THE E&L Advertiser’s Hold the Front Page! project has been shortlisted for a Dumfries & Galloway LEADER rural award.
The project entered the rural resilience category and was shortlisted along with two other schemes.
Muckle Toon Media, the community interest company which owns the newspaper, secured funding from LEADER in early 2017, together with private donations, after it was put up for sale by CN Group in Carlisle.
The E&L office was visited last week by judge Artur Steiner and Nicola Hill, LEADER programme manager in Dumfries and Galloway.
Staff and board members outlined the project’s ambitions and achievements and answered questions. They were supported by two members of the community, Alison Hutton and John Galloway.
The newspaper is up against The Whithorn Trust Iron Age Roundhouse and Connecting in Communities, New Galloway.
Mairi Telford Jammeh, project manager, said: “We’re a community interest company so it’s essential that we continually engage with our communities and do things to promote and support them.
“The nature of our business requires regular and continuous community engagement and our communities are very varied.
“We’ve had school pupils for
work experience, we’ve held a young writers’ competition and are setting up a young reporters’ club at Langholm Academy.
“Our advertising section gives businesses an opportunity to profile their products, support our newspaper and support events such as agricultural shows.”

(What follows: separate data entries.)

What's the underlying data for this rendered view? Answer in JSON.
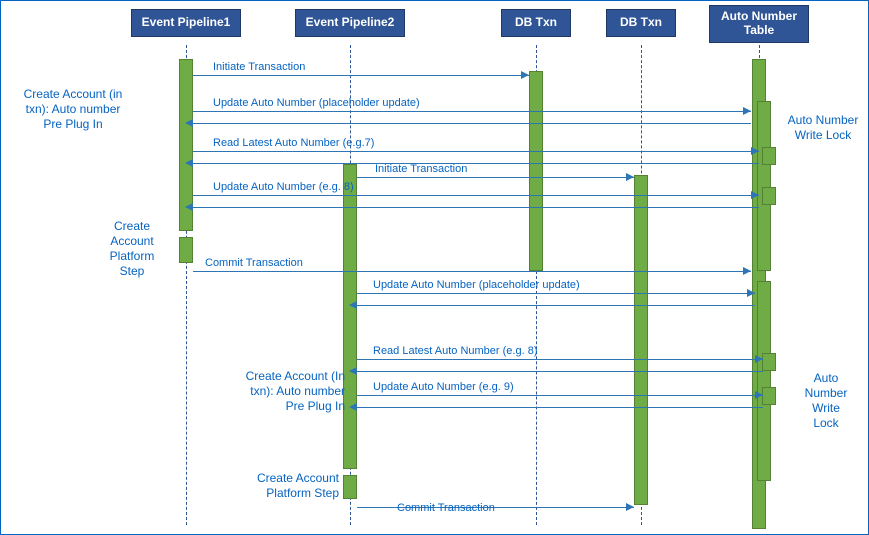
{
  "lanes": {
    "pipeline1": {
      "label": "Event Pipeline1"
    },
    "pipeline2": {
      "label": "Event Pipeline2"
    },
    "dbtxn1": {
      "label": "DB Txn"
    },
    "dbtxn2": {
      "label": "DB Txn"
    },
    "autonum": {
      "label": "Auto Number\nTable"
    }
  },
  "left_labels": {
    "create_account_plugin_1": "Create Account (in\ntxn): Auto number\nPre Plug In",
    "create_account_platform_1": "Create\nAccount\nPlatform\nStep",
    "create_account_plugin_2": "Create Account (In\ntxn): Auto number\nPre Plug In",
    "create_account_platform_2": "Create Account\nPlatform Step"
  },
  "right_labels": {
    "write_lock_1": "Auto Number\nWrite Lock",
    "write_lock_2": "Auto\nNumber\nWrite\nLock"
  },
  "messages": {
    "initiate_txn_1": "Initiate Transaction",
    "update_placeholder_1": "Update Auto Number (placeholder update)",
    "read_latest_1": "Read Latest Auto Number (e.g.7)",
    "initiate_txn_2": "Initiate Transaction",
    "update_num_8": "Update Auto Number (e.g. 8)",
    "commit_txn_1": "Commit Transaction",
    "update_placeholder_2": "Update Auto Number (placeholder update)",
    "read_latest_2": "Read Latest Auto Number (e.g. 8)",
    "update_num_9": "Update Auto Number (e.g. 9)",
    "commit_txn_2": "Commit Transaction"
  },
  "chart_data": {
    "type": "sequence-diagram",
    "lanes": [
      "Event Pipeline1",
      "Event Pipeline2",
      "DB Txn",
      "DB Txn",
      "Auto Number Table"
    ],
    "left_annotations": [
      {
        "text": "Create Account (in txn): Auto number Pre Plug In",
        "applies_to": "Event Pipeline1"
      },
      {
        "text": "Create Account Platform Step",
        "applies_to": "Event Pipeline1"
      },
      {
        "text": "Create Account (In txn): Auto number Pre Plug In",
        "applies_to": "Event Pipeline2"
      },
      {
        "text": "Create Account Platform Step",
        "applies_to": "Event Pipeline2"
      }
    ],
    "right_annotations": [
      {
        "text": "Auto Number Write Lock",
        "applies_to": "Auto Number Table",
        "phase": 1
      },
      {
        "text": "Auto Number Write Lock",
        "applies_to": "Auto Number Table",
        "phase": 2
      }
    ],
    "messages": [
      {
        "from": "Event Pipeline1",
        "to": "DB Txn(1)",
        "text": "Initiate Transaction",
        "dir": "request"
      },
      {
        "from": "Event Pipeline1",
        "to": "Auto Number Table",
        "text": "Update Auto Number (placeholder update)",
        "dir": "request"
      },
      {
        "from": "Auto Number Table",
        "to": "Event Pipeline1",
        "text": "Read Latest Auto Number (e.g.7)",
        "dir": "response"
      },
      {
        "from": "Event Pipeline2",
        "to": "DB Txn(2)",
        "text": "Initiate Transaction",
        "dir": "request"
      },
      {
        "from": "Event Pipeline1",
        "to": "Auto Number Table",
        "text": "Update Auto Number (e.g. 8)",
        "dir": "request"
      },
      {
        "from": "Event Pipeline1",
        "to": "Auto Number Table",
        "text": "Commit Transaction",
        "dir": "request"
      },
      {
        "from": "Event Pipeline2",
        "to": "Auto Number Table",
        "text": "Update Auto Number (placeholder update)",
        "dir": "request"
      },
      {
        "from": "Auto Number Table",
        "to": "Event Pipeline2",
        "text": "Read Latest Auto Number (e.g. 8)",
        "dir": "response"
      },
      {
        "from": "Event Pipeline2",
        "to": "Auto Number Table",
        "text": "Update Auto Number (e.g. 9)",
        "dir": "request"
      },
      {
        "from": "Event Pipeline2",
        "to": "DB Txn(2)",
        "text": "Commit Transaction",
        "dir": "request"
      }
    ]
  }
}
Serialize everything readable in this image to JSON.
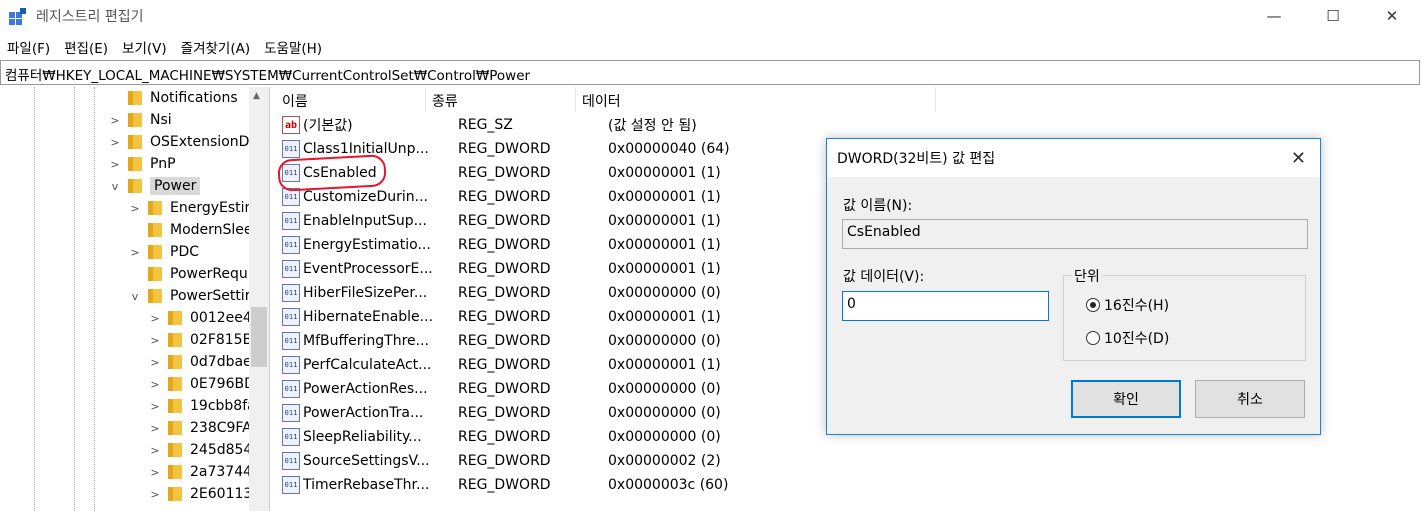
{
  "window": {
    "title": "레지스트리 편집기",
    "minimize": "—",
    "maximize": "☐",
    "close": "✕"
  },
  "menu": [
    "파일(F)",
    "편집(E)",
    "보기(V)",
    "즐겨찾기(A)",
    "도움말(H)"
  ],
  "address": "컴퓨터₩HKEY_LOCAL_MACHINE₩SYSTEM₩CurrentControlSet₩Control₩Power",
  "tree": [
    {
      "label": "Notifications",
      "expander": ""
    },
    {
      "label": "Nsi",
      "expander": ">"
    },
    {
      "label": "OSExtensionD",
      "expander": ">"
    },
    {
      "label": "PnP",
      "expander": ">"
    },
    {
      "label": "Power",
      "expander": "v"
    },
    {
      "label": "EnergyEstim",
      "expander": ">"
    },
    {
      "label": "ModernSlee",
      "expander": ""
    },
    {
      "label": "PDC",
      "expander": ">"
    },
    {
      "label": "PowerRequ",
      "expander": ""
    },
    {
      "label": "PowerSettir",
      "expander": "v"
    },
    {
      "label": "0012ee4",
      "expander": ">"
    },
    {
      "label": "02F815B",
      "expander": ">"
    },
    {
      "label": "0d7dbae",
      "expander": ">"
    },
    {
      "label": "0E796BD",
      "expander": ">"
    },
    {
      "label": "19cbb8fa",
      "expander": ">"
    },
    {
      "label": "238C9FA",
      "expander": ">"
    },
    {
      "label": "245d854",
      "expander": ">"
    },
    {
      "label": "2a73744",
      "expander": ">"
    },
    {
      "label": "2E60113",
      "expander": ">"
    }
  ],
  "list": {
    "headers": [
      "이름",
      "종류",
      "데이터"
    ],
    "rows": [
      {
        "name": "(기본값)",
        "type": "REG_SZ",
        "data": "(값 설정 안 됨)",
        "icon": "ab"
      },
      {
        "name": "Class1InitialUnp...",
        "type": "REG_DWORD",
        "data": "0x00000040 (64)",
        "icon": "dword"
      },
      {
        "name": "CsEnabled",
        "type": "REG_DWORD",
        "data": "0x00000001 (1)",
        "icon": "dword"
      },
      {
        "name": "CustomizeDurin...",
        "type": "REG_DWORD",
        "data": "0x00000001 (1)",
        "icon": "dword"
      },
      {
        "name": "EnableInputSup...",
        "type": "REG_DWORD",
        "data": "0x00000001 (1)",
        "icon": "dword"
      },
      {
        "name": "EnergyEstimatio...",
        "type": "REG_DWORD",
        "data": "0x00000001 (1)",
        "icon": "dword"
      },
      {
        "name": "EventProcessorE...",
        "type": "REG_DWORD",
        "data": "0x00000001 (1)",
        "icon": "dword"
      },
      {
        "name": "HiberFileSizePer...",
        "type": "REG_DWORD",
        "data": "0x00000000 (0)",
        "icon": "dword"
      },
      {
        "name": "HibernateEnable...",
        "type": "REG_DWORD",
        "data": "0x00000001 (1)",
        "icon": "dword"
      },
      {
        "name": "MfBufferingThre...",
        "type": "REG_DWORD",
        "data": "0x00000000 (0)",
        "icon": "dword"
      },
      {
        "name": "PerfCalculateAct...",
        "type": "REG_DWORD",
        "data": "0x00000001 (1)",
        "icon": "dword"
      },
      {
        "name": "PowerActionRes...",
        "type": "REG_DWORD",
        "data": "0x00000000 (0)",
        "icon": "dword"
      },
      {
        "name": "PowerActionTra...",
        "type": "REG_DWORD",
        "data": "0x00000000 (0)",
        "icon": "dword"
      },
      {
        "name": "SleepReliability...",
        "type": "REG_DWORD",
        "data": "0x00000000 (0)",
        "icon": "dword"
      },
      {
        "name": "SourceSettingsV...",
        "type": "REG_DWORD",
        "data": "0x00000002 (2)",
        "icon": "dword"
      },
      {
        "name": "TimerRebaseThr...",
        "type": "REG_DWORD",
        "data": "0x0000003c (60)",
        "icon": "dword"
      }
    ]
  },
  "dialog": {
    "title": "DWORD(32비트) 값 편집",
    "close": "✕",
    "value_name_label": "값 이름(N):",
    "value_name": "CsEnabled",
    "value_data_label": "값 데이터(V):",
    "value_data": "0",
    "base_label": "단위",
    "hex_label": "16진수(H)",
    "dec_label": "10진수(D)",
    "base_selected": "hex",
    "ok_label": "확인",
    "cancel_label": "취소"
  },
  "colors": {
    "annotation": "#e8142c",
    "dialog_border": "#1883d7",
    "folder": "#f5c342"
  }
}
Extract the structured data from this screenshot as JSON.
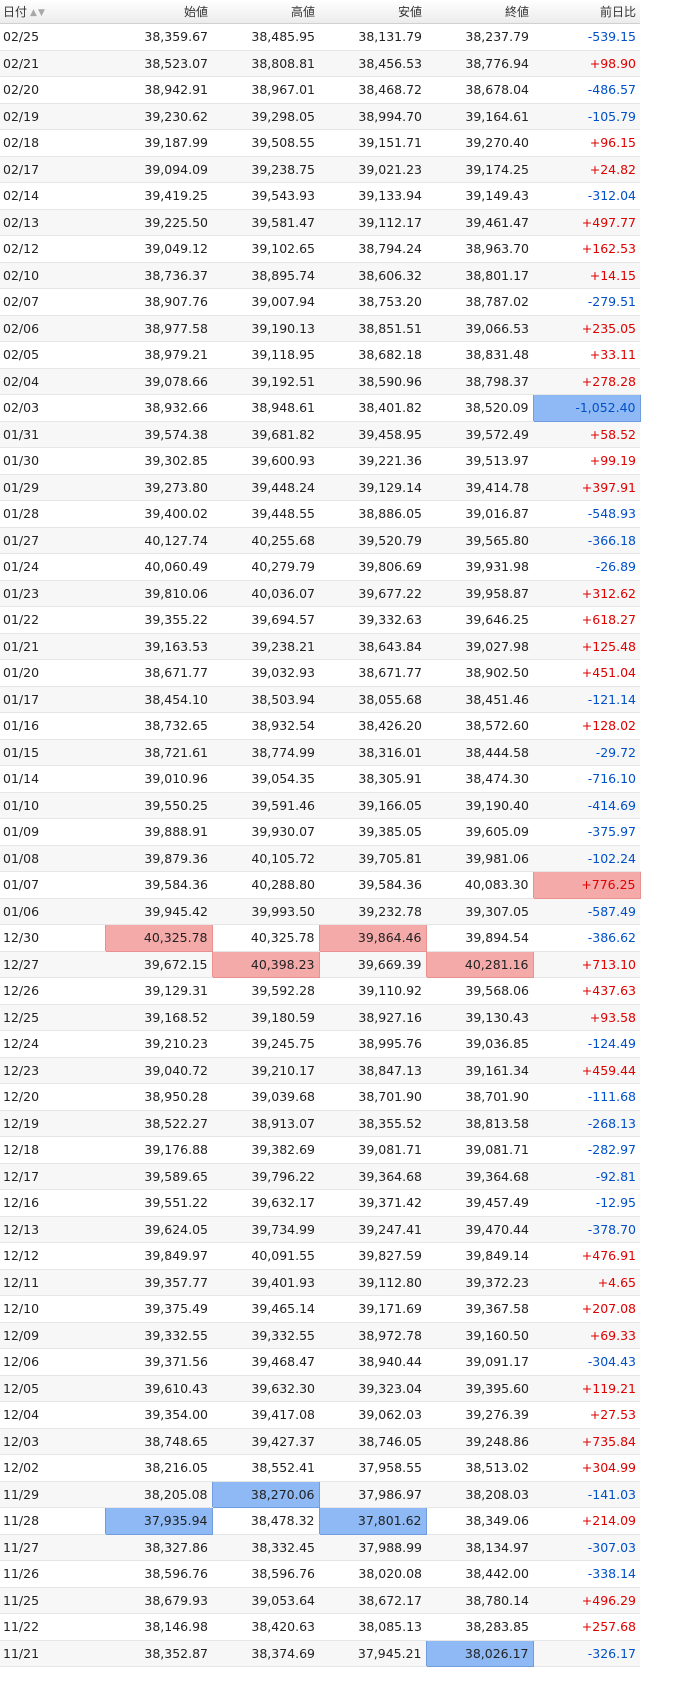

Rachel Norris, editor, added: “When the paper was put up for sale in December 2016, no publisher could be expected to invest in such a weak publication so its main hope was a future as a community paper.
“This was successful and two years and four months after its sale to MTM, the paper is doing well. The transformation began straight away with the expansion of the editorial pages.
“We could not produce the paper we do today without the many contributions we receive from individuals and groups.
“It has been a real confidence boost that we’re succeeding. The sale to the community has breathed new life into the E&L and brought a fresh perspective to covering the area.
“It gives hope to other struggling local papers that there is life away from being tied to a larger enterprise.”
There are five categories in total and in the rural entrepreneurship category The Walled Garden at Arkleton is in contention against Senwick Alpacas in Borgue and Crafty Galloway in Newton Stewart.